CVE-2026-6607
Remote Resource Consumption in lm-sys Fastchat Worker API Endpoint
Publication date: 2026-04-20
Last updated on: 2026-04-20
Assigner: VulDB
Description
Description
CVSS Scores
EPSS Scores
| Probability: | |
| Percentile: |
Meta Information
Affected Vendors & Products
| Vendor | Product | Version / Range |
|---|---|---|
| lm-sys | fastchat | to 0.2.36 (inc) |
Helpful Resources
Exploitability
| CWE ID | Description |
|---|---|
| CWE-404 | The product does not release or incorrectly releases a resource before it is made available for re-use. |
| CWE-400 | The product does not properly control the allocation and maintenance of a limited resource. |
Attack-Flow Graph
AI Powered Q&A
How can this vulnerability be detected on my network or system? Can you suggest some commands?
This vulnerability causes the FastChat model worker's Python asyncio event loop to block during synchronous GPU inference calls, leading to denial of service. Detection can focus on monitoring for symptoms such as unresponsive model workers, delayed or failed health checks, and worker deregistration events.

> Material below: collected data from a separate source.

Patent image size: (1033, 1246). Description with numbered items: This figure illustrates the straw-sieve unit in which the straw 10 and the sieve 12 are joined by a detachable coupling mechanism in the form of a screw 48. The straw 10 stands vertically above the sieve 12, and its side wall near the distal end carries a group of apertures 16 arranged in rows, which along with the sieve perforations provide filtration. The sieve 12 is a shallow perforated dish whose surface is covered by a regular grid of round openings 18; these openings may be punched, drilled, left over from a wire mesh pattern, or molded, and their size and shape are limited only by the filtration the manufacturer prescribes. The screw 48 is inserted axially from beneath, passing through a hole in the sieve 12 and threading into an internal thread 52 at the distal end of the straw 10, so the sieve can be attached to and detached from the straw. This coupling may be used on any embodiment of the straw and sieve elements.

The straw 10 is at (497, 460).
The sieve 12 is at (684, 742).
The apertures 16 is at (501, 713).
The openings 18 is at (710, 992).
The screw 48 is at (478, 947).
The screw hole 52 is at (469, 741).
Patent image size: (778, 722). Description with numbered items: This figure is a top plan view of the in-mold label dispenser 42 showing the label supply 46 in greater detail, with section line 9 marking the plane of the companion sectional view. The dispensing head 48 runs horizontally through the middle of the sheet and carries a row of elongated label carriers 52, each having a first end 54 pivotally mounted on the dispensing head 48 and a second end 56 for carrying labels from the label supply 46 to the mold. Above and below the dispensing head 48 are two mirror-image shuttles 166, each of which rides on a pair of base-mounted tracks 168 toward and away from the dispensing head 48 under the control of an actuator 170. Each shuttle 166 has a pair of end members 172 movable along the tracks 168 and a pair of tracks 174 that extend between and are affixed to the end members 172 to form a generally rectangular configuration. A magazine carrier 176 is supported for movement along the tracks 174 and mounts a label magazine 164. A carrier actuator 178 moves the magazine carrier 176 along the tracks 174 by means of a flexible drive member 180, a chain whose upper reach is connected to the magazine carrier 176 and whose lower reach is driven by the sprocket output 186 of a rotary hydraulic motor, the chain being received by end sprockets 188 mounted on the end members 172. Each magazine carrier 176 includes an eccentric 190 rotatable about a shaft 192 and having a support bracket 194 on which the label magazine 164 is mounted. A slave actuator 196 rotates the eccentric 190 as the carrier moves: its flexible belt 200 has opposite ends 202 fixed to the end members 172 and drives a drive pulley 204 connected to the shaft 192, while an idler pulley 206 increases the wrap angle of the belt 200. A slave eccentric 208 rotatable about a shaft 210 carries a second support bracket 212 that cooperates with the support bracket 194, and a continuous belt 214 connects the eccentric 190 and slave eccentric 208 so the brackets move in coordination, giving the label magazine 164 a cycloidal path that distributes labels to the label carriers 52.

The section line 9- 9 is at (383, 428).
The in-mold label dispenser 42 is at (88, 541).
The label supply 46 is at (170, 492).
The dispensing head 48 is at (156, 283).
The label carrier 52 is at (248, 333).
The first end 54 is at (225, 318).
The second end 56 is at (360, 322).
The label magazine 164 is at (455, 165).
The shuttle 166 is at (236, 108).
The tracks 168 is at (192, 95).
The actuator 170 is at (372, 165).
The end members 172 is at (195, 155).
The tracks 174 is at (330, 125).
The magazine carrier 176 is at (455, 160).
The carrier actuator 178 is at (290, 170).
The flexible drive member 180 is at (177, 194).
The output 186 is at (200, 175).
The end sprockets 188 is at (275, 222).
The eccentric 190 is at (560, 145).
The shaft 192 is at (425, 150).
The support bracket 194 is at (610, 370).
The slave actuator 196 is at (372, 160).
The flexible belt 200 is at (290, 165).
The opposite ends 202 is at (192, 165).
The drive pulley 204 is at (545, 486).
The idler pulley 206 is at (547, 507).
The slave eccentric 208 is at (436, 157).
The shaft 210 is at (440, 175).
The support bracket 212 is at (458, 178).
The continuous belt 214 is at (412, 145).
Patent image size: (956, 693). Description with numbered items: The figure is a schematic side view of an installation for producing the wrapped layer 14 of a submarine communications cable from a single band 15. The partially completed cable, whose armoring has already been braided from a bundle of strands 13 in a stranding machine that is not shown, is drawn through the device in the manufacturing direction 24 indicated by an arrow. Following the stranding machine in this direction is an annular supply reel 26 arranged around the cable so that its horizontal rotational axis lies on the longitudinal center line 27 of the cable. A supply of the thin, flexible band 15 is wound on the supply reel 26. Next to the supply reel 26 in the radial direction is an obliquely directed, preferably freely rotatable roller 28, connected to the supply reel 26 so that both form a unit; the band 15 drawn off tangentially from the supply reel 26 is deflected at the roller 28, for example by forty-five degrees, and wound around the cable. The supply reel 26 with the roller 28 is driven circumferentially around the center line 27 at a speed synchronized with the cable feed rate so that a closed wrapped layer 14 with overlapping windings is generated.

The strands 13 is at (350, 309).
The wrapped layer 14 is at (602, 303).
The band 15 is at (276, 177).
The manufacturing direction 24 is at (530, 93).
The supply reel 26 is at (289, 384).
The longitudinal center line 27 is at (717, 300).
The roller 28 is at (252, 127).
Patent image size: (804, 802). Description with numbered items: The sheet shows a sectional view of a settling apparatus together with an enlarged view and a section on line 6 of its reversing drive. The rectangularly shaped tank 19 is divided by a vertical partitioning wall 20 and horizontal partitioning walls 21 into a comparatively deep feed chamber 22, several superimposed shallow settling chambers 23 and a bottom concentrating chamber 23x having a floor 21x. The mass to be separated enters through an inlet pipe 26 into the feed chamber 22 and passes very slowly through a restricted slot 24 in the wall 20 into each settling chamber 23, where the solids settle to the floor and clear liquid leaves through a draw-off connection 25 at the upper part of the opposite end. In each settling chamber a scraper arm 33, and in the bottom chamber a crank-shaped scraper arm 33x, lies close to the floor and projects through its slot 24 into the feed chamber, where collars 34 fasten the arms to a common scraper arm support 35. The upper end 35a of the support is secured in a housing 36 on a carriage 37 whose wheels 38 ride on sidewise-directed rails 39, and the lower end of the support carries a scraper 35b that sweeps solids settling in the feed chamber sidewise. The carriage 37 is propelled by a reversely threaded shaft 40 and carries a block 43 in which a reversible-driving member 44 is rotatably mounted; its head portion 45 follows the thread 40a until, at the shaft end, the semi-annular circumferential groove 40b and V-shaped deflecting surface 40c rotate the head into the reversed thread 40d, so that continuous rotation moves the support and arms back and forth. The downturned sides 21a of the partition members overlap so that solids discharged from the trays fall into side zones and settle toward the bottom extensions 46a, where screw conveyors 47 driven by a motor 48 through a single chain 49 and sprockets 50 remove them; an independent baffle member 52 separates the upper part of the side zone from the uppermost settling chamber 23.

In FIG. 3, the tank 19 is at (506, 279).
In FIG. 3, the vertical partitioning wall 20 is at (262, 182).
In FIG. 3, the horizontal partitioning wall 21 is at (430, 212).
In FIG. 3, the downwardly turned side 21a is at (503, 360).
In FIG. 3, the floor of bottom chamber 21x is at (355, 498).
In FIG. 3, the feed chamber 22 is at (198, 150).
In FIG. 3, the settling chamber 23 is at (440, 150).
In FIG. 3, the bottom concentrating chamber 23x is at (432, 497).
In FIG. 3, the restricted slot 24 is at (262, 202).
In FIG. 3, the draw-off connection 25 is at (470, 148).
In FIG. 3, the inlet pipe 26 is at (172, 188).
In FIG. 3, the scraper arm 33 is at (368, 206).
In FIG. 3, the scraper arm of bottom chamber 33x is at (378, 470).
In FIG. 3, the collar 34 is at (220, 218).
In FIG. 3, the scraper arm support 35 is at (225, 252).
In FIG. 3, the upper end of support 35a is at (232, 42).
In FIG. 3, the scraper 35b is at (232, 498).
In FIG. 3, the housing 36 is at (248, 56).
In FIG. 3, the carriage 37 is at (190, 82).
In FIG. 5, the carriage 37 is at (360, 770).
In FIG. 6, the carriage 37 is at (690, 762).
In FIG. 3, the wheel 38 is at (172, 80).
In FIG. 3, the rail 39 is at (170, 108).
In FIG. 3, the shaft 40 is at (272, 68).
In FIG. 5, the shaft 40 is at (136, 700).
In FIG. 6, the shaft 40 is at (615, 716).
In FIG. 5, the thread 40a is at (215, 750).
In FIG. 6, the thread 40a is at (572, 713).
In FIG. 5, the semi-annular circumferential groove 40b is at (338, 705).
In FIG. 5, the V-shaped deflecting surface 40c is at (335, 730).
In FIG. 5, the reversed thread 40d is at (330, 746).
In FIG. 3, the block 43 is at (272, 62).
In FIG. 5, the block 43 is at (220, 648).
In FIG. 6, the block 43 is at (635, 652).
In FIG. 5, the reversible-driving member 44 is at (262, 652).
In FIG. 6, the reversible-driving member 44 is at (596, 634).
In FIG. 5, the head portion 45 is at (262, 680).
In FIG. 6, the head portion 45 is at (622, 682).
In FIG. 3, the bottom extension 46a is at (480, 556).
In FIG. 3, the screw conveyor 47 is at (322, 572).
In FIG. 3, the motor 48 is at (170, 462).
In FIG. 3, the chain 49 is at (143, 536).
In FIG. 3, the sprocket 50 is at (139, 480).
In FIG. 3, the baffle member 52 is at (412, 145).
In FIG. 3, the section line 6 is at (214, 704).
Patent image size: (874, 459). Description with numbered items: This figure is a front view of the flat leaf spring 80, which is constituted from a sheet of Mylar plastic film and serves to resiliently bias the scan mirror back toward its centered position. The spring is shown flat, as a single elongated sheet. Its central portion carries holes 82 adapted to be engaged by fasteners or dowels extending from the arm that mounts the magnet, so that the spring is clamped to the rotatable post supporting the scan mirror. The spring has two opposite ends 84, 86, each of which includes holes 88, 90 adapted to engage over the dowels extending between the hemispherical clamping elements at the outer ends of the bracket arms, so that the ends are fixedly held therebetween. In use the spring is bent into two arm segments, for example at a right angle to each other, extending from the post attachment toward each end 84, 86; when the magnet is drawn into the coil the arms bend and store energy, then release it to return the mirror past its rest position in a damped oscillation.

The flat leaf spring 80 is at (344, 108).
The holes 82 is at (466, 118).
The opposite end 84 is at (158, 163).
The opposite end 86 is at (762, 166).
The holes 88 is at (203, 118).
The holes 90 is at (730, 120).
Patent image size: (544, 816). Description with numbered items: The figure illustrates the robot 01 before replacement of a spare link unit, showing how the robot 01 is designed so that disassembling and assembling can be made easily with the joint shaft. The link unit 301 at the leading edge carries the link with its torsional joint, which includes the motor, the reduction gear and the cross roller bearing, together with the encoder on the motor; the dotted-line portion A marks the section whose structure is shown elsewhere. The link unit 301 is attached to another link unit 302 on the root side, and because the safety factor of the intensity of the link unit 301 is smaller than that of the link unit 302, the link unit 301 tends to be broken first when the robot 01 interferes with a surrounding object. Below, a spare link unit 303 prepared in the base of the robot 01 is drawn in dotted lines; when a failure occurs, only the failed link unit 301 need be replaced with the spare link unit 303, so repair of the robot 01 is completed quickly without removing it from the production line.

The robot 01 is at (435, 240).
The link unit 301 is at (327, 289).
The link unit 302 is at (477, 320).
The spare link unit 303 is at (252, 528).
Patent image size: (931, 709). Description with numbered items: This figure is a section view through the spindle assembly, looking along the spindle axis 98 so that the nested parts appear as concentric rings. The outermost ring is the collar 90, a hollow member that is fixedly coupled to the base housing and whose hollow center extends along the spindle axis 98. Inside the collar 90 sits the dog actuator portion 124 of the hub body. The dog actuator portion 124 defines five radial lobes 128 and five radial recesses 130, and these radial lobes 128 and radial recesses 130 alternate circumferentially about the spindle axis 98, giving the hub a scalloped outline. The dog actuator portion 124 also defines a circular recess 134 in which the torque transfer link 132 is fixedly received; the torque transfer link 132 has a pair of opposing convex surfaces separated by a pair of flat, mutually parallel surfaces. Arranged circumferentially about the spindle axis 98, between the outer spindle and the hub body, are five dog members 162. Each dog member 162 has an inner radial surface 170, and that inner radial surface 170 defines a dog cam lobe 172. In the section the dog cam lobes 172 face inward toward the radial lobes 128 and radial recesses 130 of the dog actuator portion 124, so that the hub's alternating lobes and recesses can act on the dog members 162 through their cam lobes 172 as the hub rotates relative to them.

Specifically, requests to the vulnerable endpoints `/worker_generate` and `/worker_get_embeddings` can cause the event loop to freeze for extended periods (30-120+ seconds), which can be observed by comparing response times or health check delays.
To detect this vulnerability on your system, you can monitor the FastChat worker logs for frequent worker deregistration or health check failures, and measure response times to these endpoints.
While no explicit detection commands are provided in the resources, a practical approach includes sending test requests to the endpoints `/worker_generate` and `/worker_get_embeddings` and measuring response delays or event loop blocking.
- Use curl or similar tools to send requests to the endpoints and observe response times, for example:
- curl -v http://<fastchat-worker-host>/worker_generate -d '{"params": ...}'
- curl -v http://<fastchat-worker-host>/worker_get_embeddings -d '{"params": ...}'
If the event loop is blocked, these requests will take significantly longer to respond or cause the worker to become unresponsive.
Additionally, monitoring the FastChat controller logs for worker deregistration events can indicate that a worker is freezing due to this vulnerability.
Can you explain this vulnerability to me?
This vulnerability exists in the lm-sys fastchat software up to version 0.2.36, specifically in the api_generate function of the Worker API Endpoint component. It allows an attacker to remotely manipulate the function in a way that causes excessive resource consumption.
The vulnerability has been publicly disclosed and can be exploited remotely without authentication. A patch has been issued to fix this issue in the api_generate function, but other entry points may still be vulnerable.
How can this vulnerability impact me? :
The primary impact of this vulnerability is resource consumption, which can lead to denial of service conditions. An attacker exploiting this issue could cause the affected system to become slow, unresponsive, or crash due to exhaustion of resources.
What immediate steps should I take to mitigate this vulnerability?
To mitigate this vulnerability, it is suggested to install the patch identified by commit ff66426 which addresses the issue in the api_generate function of base_model_worker.py.
Applying this patch will help prevent resource consumption attacks initiated remotely via the Worker API Endpoint.
How does this vulnerability affect compliance with common standards and regulations (like GDPR, HIPAA)?:
The provided context and resources do not contain any information regarding the impact of CVE-2026-6607 on compliance with common standards and regulations such as GDPR or HIPAA.